At least, that's the theory. There are notable exceptions: Hillary Clinton's unsecured email server while she was Secretary of State would have gotten 99.9999999% of the population serious jail time had anyone else done it. Similarly, David Gregory was able to get away with a felony on national TV that would've gotten his guest, the NRA's Wayne LaPierre, sent to prison.
Recent judicial rulings on President Donald Trump's executive order banning people from six majority-Muslim countries from entering the United States have shown that there are a certain, not insignificant, number of lawyers and judges who are working to create a parallel system of justice just for Trump.
In arguments before the 4th Circuit Court of Appeals yesterday, ACLU lawyer Omar Jadwat, conceded that if alternate-universe President Hillary Clinton had issued the exact same executive order that President Trump did in this universe, that it would be constitutional.
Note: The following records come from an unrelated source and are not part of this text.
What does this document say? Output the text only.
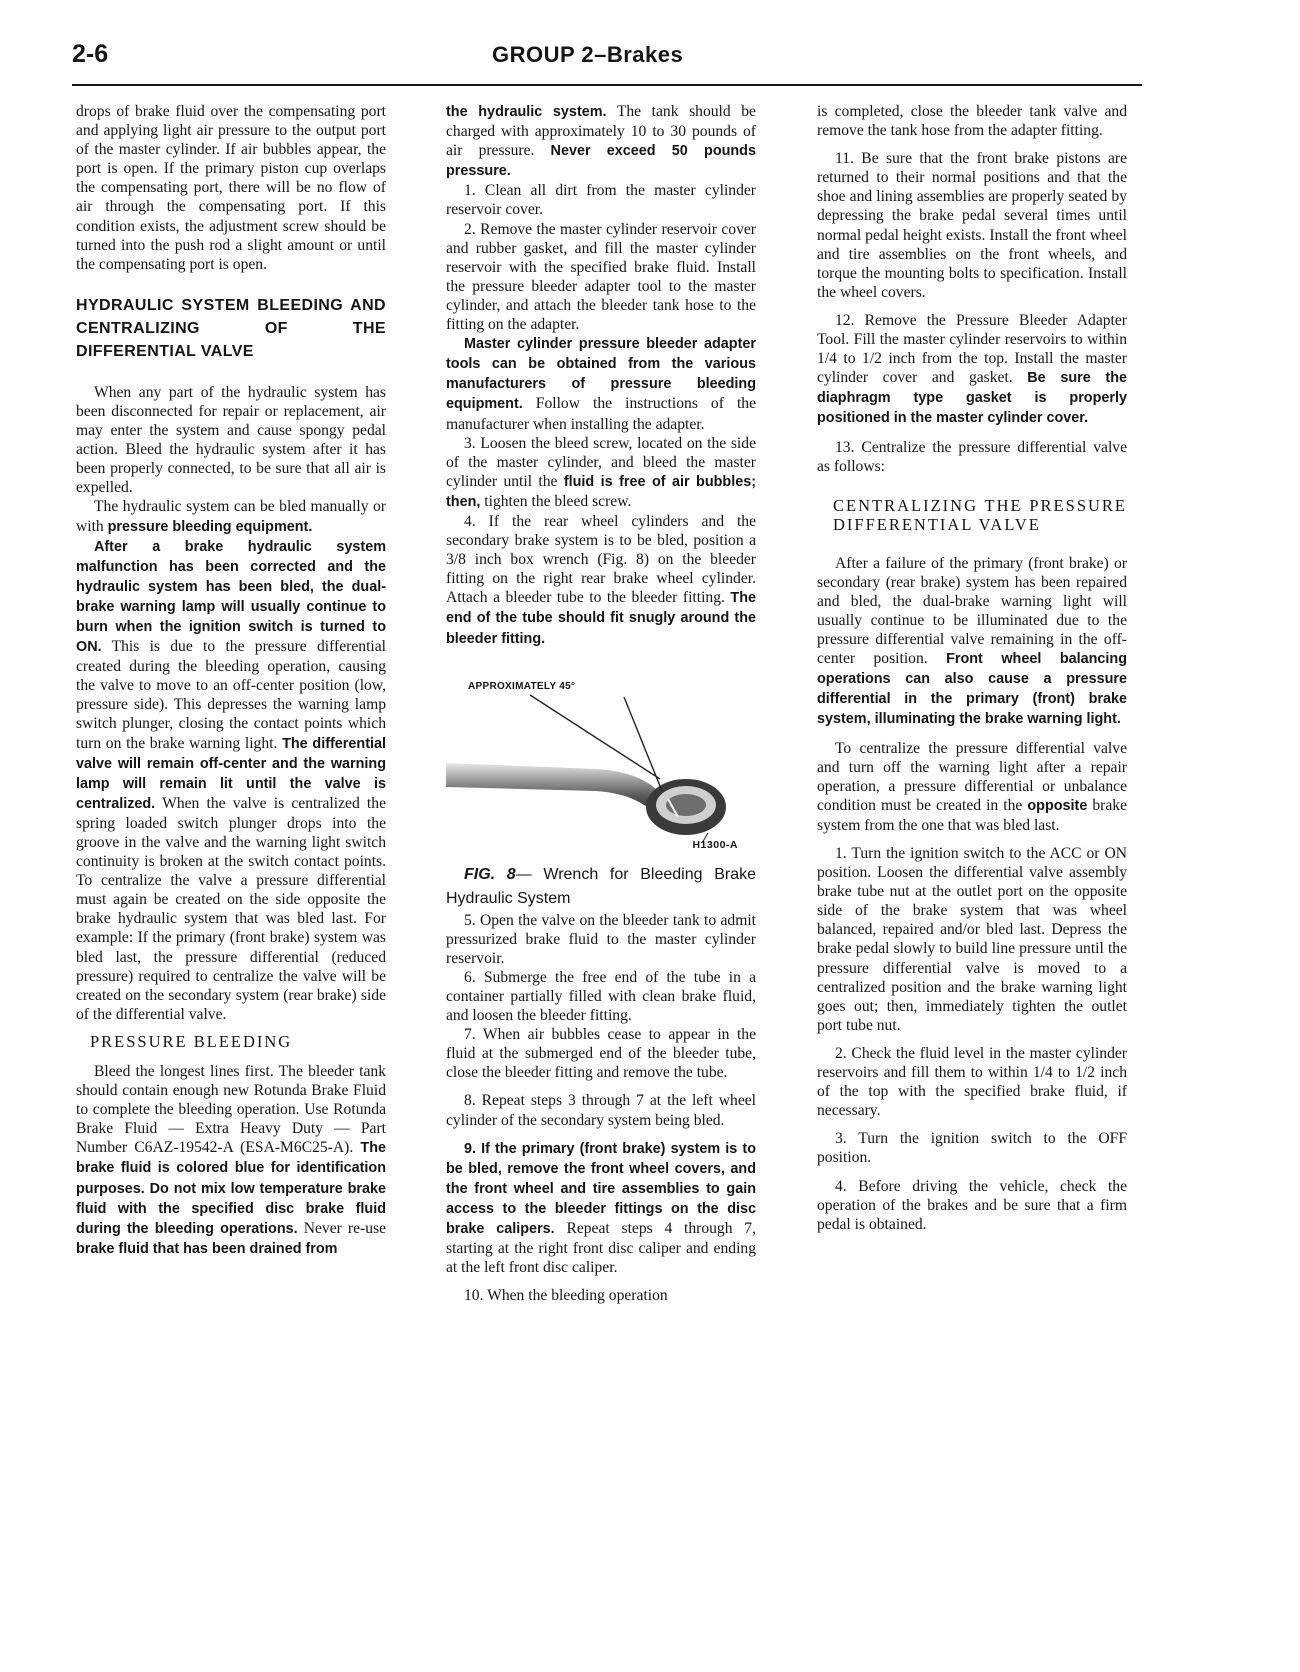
2-6	GROUP 2–Brakes

drops of brake fluid over the compensating port and applying light air pressure to the output port of the master cylinder. If air bubbles appear, the port is open. If the primary piston cup overlaps the compensating port, there will be no flow of air through the compensating port. If this condition exists, the adjustment screw should be turned into the push rod a slight amount or until the compensating port is open.

HYDRAULIC SYSTEM BLEEDING AND CENTRALIZING OF THE DIFFERENTIAL VALVE

When any part of the hydraulic system has been disconnected for repair or replacement, air may enter the system and cause spongy pedal action. Bleed the hydraulic system after it has been properly connected, to be sure that all air is expelled.

The hydraulic system can be bled manually or with pressure bleeding equipment.

After a brake hydraulic system malfunction has been corrected and the hydraulic system has been bled, the dual-brake warning lamp will usually continue to burn when the ignition switch is turned to ON. This is due to the pressure differential created during the bleeding operation, causing the valve to move to an off-center position (low, pressure side). This depresses the warning lamp switch plunger, closing the contact points which turn on the brake warning light. The differential valve will remain off-center and the warning lamp will remain lit until the valve is centralized. When the valve is centralized the spring loaded switch plunger drops into the groove in the valve and the warning light switch continuity is broken at the switch contact points. To centralize the valve a pressure differential must again be created on the side opposite the brake hydraulic system that was bled last. For example: If the primary (front brake) system was bled last, the pressure differential (reduced pressure) required to centralize the valve will be created on the secondary system (rear brake) side of the differential valve.

PRESSURE BLEEDING

Bleed the longest lines first. The bleeder tank should contain enough new Rotunda Brake Fluid to complete the bleeding operation. Use Rotunda Brake Fluid — Extra Heavy Duty — Part Number C6AZ-19542-A (ESA-M6C25-A). The brake fluid is colored blue for identification purposes. Do not mix low temperature brake fluid with the specified disc brake fluid during the bleeding operations. Never re-use brake fluid that has been drained from

the hydraulic system. The tank should be charged with approximately 10 to 30 pounds of air pressure. Never exceed 50 pounds pressure.

1. Clean all dirt from the master cylinder reservoir cover.

2. Remove the master cylinder reservoir cover and rubber gasket, and fill the master cylinder reservoir with the specified brake fluid. Install the pressure bleeder adapter tool to the master cylinder, and attach the bleeder tank hose to the fitting on the adapter.

Master cylinder pressure bleeder adapter tools can be obtained from the various manufacturers of pressure bleeding equipment. Follow the instructions of the manufacturer when installing the adapter.

3. Loosen the bleed screw, located on the side of the master cylinder, and bleed the master cylinder until the fluid is free of air bubbles; then, tighten the bleed screw.

4. If the rear wheel cylinders and the secondary brake system is to be bled, position a 3/8 inch box wrench (Fig. 8) on the bleeder fitting on the right rear brake wheel cylinder. Attach a bleeder tube to the bleeder fitting. The end of the tube should fit snugly around the bleeder fitting.

APPROXIMATELY 45°
H1300-A

FIG. 8— Wrench for Bleeding Brake Hydraulic System

5. Open the valve on the bleeder tank to admit pressurized brake fluid to the master cylinder reservoir.

6. Submerge the free end of the tube in a container partially filled with clean brake fluid, and loosen the bleeder fitting.

7. When air bubbles cease to appear in the fluid at the submerged end of the bleeder tube, close the bleeder fitting and remove the tube.

8. Repeat steps 3 through 7 at the left wheel cylinder of the secondary system being bled.

9. If the primary (front brake) system is to be bled, remove the front wheel covers, and the front wheel and tire assemblies to gain access to the bleeder fittings on the disc brake calipers. Repeat steps 4 through 7, starting at the right front disc caliper and ending at the left front disc caliper.

10. When the bleeding operation

is completed, close the bleeder tank valve and remove the tank hose from the adapter fitting.

11. Be sure that the front brake pistons are returned to their normal positions and that the shoe and lining assemblies are properly seated by depressing the brake pedal several times until normal pedal height exists. Install the front wheel and tire assemblies on the front wheels, and torque the mounting bolts to specification. Install the wheel covers.

12. Remove the Pressure Bleeder Adapter Tool. Fill the master cylinder reservoirs to within 1/4 to 1/2 inch from the top. Install the master cylinder cover and gasket. Be sure the diaphragm type gasket is properly positioned in the master cylinder cover.

13. Centralize the pressure differential valve as follows:

CENTRALIZING THE PRESSURE DIFFERENTIAL VALVE

After a failure of the primary (front brake) or secondary (rear brake) system has been repaired and bled, the dual-brake warning light will usually continue to be illuminated due to the pressure differential valve remaining in the off-center position. Front wheel balancing operations can also cause a pressure differential in the primary (front) brake system, illuminating the brake warning light.

To centralize the pressure differential valve and turn off the warning light after a repair operation, a pressure differential or unbalance condition must be created in the opposite brake system from the one that was bled last.

1. Turn the ignition switch to the ACC or ON position. Loosen the differential valve assembly brake tube nut at the outlet port on the opposite side of the brake system that was wheel balanced, repaired and/or bled last. Depress the brake pedal slowly to build line pressure until the pressure differential valve is moved to a centralized position and the brake warning light goes out; then, immediately tighten the outlet port tube nut.

2. Check the fluid level in the master cylinder reservoirs and fill them to within 1/4 to 1/2 inch of the top with the specified brake fluid, if necessary.

3. Turn the ignition switch to the OFF position.

4. Before driving the vehicle, check the operation of the brakes and be sure that a firm pedal is obtained.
Judge Paul Niemeyer, an appointee of President Ronald Reagan, raised a hypothetical scenario regarding whether a different outcome in the 2016 election would have changed the constitutionality of the same executive order. In response, the ACLU attorney said the courts could have decided the same action taken by a different president was constitutional.
"We have an order on its face," Niemeyer said, pressing Jadwat about the hypothetical scenario. "We can read this order and we have no antecedent statements by a candidate about this order. We have a candidate who won the presidency, some candidate, president, other than President Trump won the presidency and then chose to issue this particular order with whatever counsel he took. … He issued this executive order. Do I understand that just in that circumstance the executive order should be honored?"
"Yes, your honor, I think in that case it could be constitutional," Jadwat answered.
*Poof* Gone is the last thin façade that is the letter of the law that matters and not the whims of men.
Jadwat has conceded that the order is constitutional on its face, but claims Trump can't issue an otherwise lawful order because of statements he made as a candidate.
Earlier district and circuit court rulings against Trump's executive order have prominently featured Trump campaign statements as an important reason for halting the policy change.
Various online commentators have pointed out that if it is now a valid legal theory that statements made in public in order to get a law passed can now be used to declare the law invalid, then there's much bigger fish to fry.
"If you like your doctor, you can keep your doctor."
"If you like your plan, you can keep your plan."
Both of those statements turned out to be laughably false. Therefore, Obamacare should be overturned.
Unfortunately, only the political left gets to make these absurd arguments with a straight face.
The legal community and the judiciary need to reject this idea that there's a different legal standard during a Trump administration. We need to do everything we can do to maintain that bulwark of democracy that we are indeed a nation of laws, not men.